Buchhold und Schwarzerden im Nationalsozialismus
Während der 1920er- und Anfang der 1930er-Jahre setzte Marie Buchhold ihre Arbeit fort, sie unterrichtete, verfasste Aufsätze und ging auf Vortragsreisen. Auch mit der Machtübertragung an die NSDAP 1933 änderte sich dies nicht grundsätzlich, die Schule passte sich relativ schnell an die neuen politischen Verhältnisse an.
Bereits im August 1933 trat Buchhold, gemeinsam mit Elisabeth Vogler und Marta Neumayer, in die NS-Frauenschaft ein.10 1938 wurden die drei Frauen zudem Mitglieder der NSDAP und der NS-Volkswohlfahrt (NSV)11. Sie gingen davon aus, dass sich dieser Schritt nicht auf Dauer verhindern lassen würde, sodass die Leiterinnen entschieden, der Partei entgegenzukommen, um zu verhindern, dass diese die Schule Schwarzerden komplett an sich reißen würde12.

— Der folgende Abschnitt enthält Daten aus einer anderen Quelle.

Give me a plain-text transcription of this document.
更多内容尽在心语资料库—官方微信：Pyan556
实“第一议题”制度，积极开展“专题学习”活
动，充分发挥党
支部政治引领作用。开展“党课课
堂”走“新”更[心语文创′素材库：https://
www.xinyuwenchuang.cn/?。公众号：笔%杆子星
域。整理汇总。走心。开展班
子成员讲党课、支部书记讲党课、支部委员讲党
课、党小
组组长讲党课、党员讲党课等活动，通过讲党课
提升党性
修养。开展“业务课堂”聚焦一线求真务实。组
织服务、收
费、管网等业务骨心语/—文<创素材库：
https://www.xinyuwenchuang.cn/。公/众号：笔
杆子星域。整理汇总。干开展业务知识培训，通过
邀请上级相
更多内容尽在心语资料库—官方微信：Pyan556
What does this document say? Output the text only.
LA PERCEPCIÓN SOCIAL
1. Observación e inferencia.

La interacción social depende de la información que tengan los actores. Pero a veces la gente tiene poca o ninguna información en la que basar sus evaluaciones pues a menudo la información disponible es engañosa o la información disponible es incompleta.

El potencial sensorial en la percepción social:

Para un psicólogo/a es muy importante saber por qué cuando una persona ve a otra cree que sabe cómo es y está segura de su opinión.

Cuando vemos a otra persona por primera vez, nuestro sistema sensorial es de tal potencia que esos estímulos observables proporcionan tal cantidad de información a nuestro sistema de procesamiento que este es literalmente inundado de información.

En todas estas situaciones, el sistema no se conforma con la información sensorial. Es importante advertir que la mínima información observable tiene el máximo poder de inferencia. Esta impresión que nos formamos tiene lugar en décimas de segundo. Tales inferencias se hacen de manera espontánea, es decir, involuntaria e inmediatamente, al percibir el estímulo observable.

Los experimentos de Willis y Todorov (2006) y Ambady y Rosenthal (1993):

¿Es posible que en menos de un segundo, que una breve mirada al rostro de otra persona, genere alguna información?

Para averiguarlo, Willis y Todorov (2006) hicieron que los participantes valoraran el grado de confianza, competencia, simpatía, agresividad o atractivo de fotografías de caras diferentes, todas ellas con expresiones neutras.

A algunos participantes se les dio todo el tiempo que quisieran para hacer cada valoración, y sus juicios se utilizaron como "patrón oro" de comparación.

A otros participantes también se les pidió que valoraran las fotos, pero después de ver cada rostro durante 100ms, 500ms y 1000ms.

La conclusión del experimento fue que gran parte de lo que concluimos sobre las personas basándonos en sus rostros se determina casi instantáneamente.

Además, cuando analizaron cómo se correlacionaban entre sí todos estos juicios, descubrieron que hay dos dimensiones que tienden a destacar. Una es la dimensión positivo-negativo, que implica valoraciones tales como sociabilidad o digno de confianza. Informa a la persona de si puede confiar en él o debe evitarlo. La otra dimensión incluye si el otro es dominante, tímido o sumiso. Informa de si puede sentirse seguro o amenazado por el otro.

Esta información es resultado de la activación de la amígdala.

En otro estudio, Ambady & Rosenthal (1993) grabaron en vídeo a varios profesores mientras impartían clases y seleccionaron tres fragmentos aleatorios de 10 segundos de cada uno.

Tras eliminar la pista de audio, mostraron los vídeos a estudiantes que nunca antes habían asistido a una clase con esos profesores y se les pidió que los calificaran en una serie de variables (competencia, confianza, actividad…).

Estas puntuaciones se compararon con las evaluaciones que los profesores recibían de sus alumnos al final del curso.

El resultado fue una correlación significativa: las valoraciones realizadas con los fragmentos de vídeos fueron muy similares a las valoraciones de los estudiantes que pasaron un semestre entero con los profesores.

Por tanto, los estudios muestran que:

Die Nähe zu Parteiorganisationen bedeutete zudem sowohl finanzielle Sicherheit wie auch Anerkennung der Lehrmethoden.13 Buchholds Mitgliedschaft in der Frauenschaft überstieg die bloße Zugehörigkeit, denn sie wurde bereits 1934 zur Kulturreferentin ernannt und gehörte von nun an zum Kreisstab der NS-Frauenschaft14. In ihrer Rolle als Kulturreferentin lehrte sie in ihren Vorträgen nun auch rassenkundliche Aspekte. So half sie, durch ihre öffentlichen Auftritte die nationalsozialistische Ideologie zu verbreiten. Auch die Lehrinhalte in Schwarzerden wurden dementsprechend angepasst. Zumindest zeitweise wurde ein Anschluss an den Reichsmütterdienst (RMD) überlegt15. Stattdessen wurde die Schule zunehmend in die NSV eingebunden, die immer mehr Angehörige ihres Personals zur Ausbildung in die Rhön schickte.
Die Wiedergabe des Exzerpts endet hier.